Based on concerts presented in Spain and France countertenors Philippe Jaroussky and Max Emanuel Cencic have joined with William Christie and the Les Arts Florissants to produce this CD of duets written for countertenors.
The culmination of a three-year Monteverdi project led by conductor William Christie and director Pier Luigi Pizzi at Madrid's Teatro Réal, L'incoronazione di Poppea brings a potent blend of sex and politics, high drama and comedy. Leading the cast are Danielle de Niese, Philippe Jaroussky, Max Emanuel Cencic and Anna Bonitatibus.

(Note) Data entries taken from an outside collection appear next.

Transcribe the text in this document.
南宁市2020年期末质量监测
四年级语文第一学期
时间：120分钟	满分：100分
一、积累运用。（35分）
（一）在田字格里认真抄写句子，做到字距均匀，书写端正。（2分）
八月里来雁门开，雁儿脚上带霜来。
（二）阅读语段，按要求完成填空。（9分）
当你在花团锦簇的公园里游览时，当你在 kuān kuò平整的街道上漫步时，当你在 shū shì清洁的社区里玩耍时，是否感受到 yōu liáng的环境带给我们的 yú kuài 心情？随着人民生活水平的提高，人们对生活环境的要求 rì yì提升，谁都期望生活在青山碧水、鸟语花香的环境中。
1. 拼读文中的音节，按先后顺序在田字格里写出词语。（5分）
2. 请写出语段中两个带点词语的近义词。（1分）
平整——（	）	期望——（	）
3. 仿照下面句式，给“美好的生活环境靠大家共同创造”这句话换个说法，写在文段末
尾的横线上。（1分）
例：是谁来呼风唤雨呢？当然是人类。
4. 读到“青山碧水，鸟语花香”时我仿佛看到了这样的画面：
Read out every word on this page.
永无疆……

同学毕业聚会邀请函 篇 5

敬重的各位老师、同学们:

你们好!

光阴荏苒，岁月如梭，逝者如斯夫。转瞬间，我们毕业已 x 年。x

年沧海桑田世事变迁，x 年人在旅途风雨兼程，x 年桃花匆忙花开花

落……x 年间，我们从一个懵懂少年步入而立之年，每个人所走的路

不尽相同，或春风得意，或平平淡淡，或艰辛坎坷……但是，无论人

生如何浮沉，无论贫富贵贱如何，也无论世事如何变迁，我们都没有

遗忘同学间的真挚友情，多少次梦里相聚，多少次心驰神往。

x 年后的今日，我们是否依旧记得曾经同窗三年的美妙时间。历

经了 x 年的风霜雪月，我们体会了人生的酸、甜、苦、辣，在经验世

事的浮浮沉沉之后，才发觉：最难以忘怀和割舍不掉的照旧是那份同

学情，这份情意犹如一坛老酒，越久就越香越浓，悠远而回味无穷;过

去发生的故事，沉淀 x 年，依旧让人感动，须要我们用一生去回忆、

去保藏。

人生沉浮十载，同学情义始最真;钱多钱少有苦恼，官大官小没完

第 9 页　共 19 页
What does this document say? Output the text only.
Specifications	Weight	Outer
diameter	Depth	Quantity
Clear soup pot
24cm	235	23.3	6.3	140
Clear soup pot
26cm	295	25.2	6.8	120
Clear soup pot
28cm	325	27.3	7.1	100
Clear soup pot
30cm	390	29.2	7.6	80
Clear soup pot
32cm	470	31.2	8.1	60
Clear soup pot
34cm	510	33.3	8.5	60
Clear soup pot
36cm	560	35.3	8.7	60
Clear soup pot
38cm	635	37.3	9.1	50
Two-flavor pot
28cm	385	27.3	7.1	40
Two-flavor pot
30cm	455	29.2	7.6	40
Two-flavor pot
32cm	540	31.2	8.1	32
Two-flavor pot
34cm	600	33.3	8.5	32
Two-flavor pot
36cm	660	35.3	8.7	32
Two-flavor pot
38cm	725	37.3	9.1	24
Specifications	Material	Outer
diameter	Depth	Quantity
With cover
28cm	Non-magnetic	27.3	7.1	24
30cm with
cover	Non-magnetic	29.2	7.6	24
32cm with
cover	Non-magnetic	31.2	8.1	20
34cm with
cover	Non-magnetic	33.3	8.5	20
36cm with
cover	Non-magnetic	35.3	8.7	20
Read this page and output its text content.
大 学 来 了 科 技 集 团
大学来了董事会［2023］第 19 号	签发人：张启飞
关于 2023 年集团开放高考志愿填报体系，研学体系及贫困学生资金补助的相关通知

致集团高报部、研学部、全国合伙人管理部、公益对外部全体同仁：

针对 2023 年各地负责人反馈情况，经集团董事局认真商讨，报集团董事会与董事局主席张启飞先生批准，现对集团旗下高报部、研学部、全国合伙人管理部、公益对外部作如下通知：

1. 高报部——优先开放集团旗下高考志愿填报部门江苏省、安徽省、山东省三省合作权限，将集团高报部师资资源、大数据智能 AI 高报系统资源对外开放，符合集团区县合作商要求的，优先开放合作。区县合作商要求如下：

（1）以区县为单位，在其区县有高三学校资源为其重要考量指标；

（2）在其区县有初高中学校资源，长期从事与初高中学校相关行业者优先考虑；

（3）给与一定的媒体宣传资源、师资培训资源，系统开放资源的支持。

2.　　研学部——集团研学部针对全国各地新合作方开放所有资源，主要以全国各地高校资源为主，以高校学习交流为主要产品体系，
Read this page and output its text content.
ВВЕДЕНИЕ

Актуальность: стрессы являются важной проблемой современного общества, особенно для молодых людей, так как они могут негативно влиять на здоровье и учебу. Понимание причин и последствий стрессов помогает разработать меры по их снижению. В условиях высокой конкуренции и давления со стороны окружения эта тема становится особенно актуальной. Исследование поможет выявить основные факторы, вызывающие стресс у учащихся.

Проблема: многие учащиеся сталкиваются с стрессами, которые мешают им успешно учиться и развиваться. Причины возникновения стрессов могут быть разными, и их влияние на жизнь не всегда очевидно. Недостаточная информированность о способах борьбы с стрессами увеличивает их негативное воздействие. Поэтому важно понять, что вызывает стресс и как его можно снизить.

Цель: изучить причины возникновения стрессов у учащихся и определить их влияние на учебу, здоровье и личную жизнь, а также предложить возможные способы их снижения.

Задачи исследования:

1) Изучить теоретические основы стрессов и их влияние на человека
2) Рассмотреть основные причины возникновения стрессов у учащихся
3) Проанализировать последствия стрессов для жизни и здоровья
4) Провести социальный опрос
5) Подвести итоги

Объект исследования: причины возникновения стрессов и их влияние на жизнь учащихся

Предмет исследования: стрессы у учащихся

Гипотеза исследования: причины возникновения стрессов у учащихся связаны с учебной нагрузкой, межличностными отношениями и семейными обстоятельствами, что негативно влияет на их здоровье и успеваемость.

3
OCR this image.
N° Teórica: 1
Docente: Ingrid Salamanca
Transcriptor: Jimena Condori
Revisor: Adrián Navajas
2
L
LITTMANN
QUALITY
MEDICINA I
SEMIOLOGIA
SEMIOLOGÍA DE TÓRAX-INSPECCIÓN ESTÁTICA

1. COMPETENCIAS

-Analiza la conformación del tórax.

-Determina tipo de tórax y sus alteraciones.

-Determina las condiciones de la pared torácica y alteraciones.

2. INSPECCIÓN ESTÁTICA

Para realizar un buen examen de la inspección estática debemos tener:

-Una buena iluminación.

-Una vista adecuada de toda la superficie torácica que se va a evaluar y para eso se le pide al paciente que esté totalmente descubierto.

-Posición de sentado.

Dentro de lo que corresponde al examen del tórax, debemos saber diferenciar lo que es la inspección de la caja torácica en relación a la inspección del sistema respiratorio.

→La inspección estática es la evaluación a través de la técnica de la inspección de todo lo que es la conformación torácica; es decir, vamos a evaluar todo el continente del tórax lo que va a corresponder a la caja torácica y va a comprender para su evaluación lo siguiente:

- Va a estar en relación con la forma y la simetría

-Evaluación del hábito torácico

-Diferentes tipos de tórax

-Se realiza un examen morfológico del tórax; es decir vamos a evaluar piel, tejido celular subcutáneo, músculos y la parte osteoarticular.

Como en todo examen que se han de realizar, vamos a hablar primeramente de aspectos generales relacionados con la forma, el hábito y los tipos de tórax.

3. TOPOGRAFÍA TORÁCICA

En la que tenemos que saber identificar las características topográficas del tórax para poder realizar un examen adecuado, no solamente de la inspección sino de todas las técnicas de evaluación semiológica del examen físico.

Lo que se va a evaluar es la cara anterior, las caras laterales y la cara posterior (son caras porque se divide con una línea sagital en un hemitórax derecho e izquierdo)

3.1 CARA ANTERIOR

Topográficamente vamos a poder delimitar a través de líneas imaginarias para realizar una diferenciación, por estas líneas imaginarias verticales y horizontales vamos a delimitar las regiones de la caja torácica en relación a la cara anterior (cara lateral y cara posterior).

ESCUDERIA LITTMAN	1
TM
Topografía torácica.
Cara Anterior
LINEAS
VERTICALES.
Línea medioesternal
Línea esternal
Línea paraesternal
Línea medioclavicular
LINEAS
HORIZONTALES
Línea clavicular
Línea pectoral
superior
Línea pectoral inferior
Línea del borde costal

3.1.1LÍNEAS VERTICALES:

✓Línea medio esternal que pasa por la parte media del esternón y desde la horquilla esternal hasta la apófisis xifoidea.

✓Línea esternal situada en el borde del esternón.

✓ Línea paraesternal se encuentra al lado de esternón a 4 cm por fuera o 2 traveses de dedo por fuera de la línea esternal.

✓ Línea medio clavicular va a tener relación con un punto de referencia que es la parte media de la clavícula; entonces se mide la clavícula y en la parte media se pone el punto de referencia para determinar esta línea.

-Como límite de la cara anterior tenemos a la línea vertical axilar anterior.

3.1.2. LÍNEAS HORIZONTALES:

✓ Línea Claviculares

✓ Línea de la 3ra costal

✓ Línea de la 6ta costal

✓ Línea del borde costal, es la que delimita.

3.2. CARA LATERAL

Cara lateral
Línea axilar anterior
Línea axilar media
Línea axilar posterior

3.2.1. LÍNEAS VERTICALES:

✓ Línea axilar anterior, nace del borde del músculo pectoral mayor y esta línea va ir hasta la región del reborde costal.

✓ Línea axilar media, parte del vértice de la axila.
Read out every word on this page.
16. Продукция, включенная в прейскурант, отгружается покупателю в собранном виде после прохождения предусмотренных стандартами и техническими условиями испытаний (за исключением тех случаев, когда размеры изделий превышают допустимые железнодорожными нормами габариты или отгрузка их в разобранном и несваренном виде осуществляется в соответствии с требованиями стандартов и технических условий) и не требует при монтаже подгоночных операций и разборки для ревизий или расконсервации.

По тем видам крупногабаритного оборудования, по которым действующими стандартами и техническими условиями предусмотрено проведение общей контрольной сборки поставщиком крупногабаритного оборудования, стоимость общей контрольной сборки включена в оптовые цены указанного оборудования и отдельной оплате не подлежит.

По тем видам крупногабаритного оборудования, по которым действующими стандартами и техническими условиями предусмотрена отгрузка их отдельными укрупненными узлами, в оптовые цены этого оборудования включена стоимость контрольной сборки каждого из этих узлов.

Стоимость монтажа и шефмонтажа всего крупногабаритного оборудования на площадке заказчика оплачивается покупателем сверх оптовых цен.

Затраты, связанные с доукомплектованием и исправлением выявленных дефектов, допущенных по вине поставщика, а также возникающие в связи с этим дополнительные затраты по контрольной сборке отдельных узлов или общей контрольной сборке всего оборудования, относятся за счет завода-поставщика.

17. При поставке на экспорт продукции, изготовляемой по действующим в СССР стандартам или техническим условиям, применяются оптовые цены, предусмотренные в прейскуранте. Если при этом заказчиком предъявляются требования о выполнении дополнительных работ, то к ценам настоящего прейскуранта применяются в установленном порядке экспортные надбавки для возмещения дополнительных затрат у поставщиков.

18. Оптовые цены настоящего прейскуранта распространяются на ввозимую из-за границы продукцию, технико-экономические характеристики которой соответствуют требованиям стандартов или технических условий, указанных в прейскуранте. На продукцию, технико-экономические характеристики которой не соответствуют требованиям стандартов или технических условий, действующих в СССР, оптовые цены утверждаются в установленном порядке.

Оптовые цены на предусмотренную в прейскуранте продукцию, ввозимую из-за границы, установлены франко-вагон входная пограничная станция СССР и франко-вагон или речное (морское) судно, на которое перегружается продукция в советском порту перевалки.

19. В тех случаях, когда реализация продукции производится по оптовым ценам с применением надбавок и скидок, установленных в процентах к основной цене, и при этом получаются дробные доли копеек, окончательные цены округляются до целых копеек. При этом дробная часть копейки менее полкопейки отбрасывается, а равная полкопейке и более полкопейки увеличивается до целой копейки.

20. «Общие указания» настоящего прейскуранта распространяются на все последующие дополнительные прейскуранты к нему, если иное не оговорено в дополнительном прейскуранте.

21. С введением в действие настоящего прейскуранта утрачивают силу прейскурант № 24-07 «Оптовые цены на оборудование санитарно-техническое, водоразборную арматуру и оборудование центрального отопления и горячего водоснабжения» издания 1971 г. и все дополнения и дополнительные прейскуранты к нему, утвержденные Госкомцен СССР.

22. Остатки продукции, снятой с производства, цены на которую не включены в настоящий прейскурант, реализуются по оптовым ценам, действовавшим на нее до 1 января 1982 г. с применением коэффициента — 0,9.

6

This album of Baroque cantatas and chamber duets grew out of a 2007 performance of Stefano Landi's 1631 opera Il Sant'Alessio starring Philippe Jaroussky and Max Emanuel Cencic (among the eight countertenors in the cast) with William Christie conducting Les Arts Florissants. Christie was so impressed with the blend of Jaroussky and Cencic's voices that he brought them together to explore the vast and rarely performed repertoire of late 17th and early 18th century Italian duets for equal voices.